In this work, excessive ethanol oxidation, EEO, was proven to be a challenge for efficient chain elongation processes using mixed microbial cultures. Contrary to what is most times stated in recent literature, this challenge remained even after the suppression of methanogenic activity, and the supplementation with extra H2 partial pressure. Through EEO, a significant portion of the ethanol substrate was oxidized to acetic acid over a wide pH range (6–7.5) instead of being used in chain elongation. Only the fermentations at pH 5.3 exhibited an efficient chain elongation process, most probably due to a metabolic response to low pH which inhibited the excessive oxidation of ethanol to acetic acid and favored elongation to caproic acid. The toxic effect of the undissociated chain elongated products, usually seen at low pH, was not observed in this study, because of the low substrate concentration used, which led to product titers below the toxicity threshold.

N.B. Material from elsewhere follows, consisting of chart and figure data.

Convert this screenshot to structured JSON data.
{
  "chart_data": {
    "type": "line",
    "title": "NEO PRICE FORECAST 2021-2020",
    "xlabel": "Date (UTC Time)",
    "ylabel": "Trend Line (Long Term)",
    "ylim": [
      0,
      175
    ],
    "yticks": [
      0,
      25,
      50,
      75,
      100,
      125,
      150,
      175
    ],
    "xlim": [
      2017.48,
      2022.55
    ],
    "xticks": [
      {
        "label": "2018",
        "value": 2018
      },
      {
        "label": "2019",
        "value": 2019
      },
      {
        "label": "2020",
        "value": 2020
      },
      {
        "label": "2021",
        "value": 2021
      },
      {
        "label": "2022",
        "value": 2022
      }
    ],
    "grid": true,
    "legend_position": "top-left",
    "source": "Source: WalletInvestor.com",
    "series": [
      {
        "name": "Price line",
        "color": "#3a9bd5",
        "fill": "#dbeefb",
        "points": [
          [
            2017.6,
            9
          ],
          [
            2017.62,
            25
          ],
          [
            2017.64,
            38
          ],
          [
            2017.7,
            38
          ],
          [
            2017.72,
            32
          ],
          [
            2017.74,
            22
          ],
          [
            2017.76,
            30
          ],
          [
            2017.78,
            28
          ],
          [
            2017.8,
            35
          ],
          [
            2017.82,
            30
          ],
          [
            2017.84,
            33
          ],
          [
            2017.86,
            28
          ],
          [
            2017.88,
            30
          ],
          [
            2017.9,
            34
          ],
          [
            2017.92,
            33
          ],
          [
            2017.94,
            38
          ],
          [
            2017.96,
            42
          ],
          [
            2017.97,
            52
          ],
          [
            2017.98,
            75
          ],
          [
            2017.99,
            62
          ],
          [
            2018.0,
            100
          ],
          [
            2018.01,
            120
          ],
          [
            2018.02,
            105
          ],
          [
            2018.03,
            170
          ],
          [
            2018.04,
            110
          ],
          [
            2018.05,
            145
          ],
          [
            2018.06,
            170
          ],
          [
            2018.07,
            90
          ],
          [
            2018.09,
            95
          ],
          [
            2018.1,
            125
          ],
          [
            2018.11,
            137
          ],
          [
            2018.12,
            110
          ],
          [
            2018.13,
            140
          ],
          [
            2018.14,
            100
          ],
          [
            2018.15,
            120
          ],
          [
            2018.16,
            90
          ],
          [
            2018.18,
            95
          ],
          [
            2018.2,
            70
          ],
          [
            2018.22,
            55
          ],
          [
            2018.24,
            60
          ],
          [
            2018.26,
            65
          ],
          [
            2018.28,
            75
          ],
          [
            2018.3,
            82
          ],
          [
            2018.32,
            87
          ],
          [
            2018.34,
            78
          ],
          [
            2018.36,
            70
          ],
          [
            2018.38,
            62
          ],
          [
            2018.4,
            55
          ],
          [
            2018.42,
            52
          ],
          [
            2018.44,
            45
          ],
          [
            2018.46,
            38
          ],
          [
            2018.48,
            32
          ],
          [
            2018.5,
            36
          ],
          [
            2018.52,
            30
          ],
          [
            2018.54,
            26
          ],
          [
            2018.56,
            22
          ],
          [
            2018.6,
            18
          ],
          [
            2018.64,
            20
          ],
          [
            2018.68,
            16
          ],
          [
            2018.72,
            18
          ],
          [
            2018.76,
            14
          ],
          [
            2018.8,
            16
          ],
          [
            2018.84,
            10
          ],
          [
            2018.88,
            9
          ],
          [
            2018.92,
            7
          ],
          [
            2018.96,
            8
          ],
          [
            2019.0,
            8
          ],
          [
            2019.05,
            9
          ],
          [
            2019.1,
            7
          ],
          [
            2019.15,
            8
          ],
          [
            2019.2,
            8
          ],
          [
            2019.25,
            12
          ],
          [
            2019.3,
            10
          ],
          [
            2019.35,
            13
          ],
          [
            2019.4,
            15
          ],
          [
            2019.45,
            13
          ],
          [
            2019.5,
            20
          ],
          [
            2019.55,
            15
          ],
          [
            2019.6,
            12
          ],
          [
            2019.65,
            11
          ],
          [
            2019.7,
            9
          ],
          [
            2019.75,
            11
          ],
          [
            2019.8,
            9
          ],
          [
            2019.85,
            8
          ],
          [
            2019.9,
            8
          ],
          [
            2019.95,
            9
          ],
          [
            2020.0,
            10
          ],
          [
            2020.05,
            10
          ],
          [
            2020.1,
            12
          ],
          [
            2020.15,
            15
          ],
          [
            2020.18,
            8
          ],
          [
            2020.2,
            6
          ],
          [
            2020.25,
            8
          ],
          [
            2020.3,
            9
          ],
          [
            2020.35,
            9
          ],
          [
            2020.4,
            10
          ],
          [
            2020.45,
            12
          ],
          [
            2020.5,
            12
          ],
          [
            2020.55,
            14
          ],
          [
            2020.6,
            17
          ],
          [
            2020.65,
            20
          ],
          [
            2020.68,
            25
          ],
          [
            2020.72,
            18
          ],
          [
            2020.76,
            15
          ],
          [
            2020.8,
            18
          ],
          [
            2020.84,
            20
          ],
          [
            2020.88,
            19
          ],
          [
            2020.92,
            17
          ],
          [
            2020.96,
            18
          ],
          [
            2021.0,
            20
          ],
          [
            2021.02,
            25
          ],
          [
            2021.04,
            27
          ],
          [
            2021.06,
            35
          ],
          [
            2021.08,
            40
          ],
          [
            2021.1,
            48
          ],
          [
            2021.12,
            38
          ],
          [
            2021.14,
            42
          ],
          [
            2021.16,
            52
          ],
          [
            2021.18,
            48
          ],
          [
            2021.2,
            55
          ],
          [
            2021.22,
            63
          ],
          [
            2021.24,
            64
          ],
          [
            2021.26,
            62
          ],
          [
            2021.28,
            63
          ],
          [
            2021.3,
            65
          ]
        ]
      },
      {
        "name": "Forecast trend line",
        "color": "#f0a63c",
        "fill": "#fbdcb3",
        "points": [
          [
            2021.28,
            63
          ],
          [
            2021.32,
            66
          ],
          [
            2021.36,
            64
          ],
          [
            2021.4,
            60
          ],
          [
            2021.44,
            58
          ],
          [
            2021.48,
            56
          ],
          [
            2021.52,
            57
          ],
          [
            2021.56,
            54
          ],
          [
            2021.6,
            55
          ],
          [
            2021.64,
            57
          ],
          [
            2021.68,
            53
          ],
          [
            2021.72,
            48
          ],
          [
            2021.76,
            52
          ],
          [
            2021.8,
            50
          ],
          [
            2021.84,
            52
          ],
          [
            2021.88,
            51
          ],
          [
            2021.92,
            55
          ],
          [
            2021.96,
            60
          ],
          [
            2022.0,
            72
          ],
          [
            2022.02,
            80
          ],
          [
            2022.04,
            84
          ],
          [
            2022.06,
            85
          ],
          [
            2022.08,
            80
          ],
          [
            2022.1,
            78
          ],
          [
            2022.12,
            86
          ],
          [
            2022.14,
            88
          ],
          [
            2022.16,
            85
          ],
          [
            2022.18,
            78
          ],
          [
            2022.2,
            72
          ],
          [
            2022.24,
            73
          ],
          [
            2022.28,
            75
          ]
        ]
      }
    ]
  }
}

EEO was shown to take place in experiments with N2, N2: CO2, and N2:H2 in the headspace. The fermentation profile (together with the 16S analysis of the cultures throughout the experiment) implies that EEO could have been driven by SRB in the absence of CO2, while acetogenic bacteria outcompeted SRB as ethanol scavengers in the presence of CO2. The addition of CO2 also triggered a pH drop which positively affected the chain elongation process, though a significant portion of the ethanol was still diverged into acetogenesis. A thermodynamic analysis of the main reactions confirmed that ethanol oxidation with the production of H2 is thermodynamically unfeasible at H2 partial pressures above 10–2 atm, as it is usually discussed in chain elongation papers referring to EEO. However, using both CO2 and sulfate as electron acceptors would make EEO feasible even at high H2 partial pressures. Besides, H2-mediated syntrophic growth of ethanol oxidizers and homoacetogens was also shown to be feasible. Although thermodynamic restrictions cannot be applied to prevent SRB-mediated EEO, other methods such as low pH operation (with in-line extraction), the use of alternative sulfur salts, and the limitation of sulfur addition are proposed.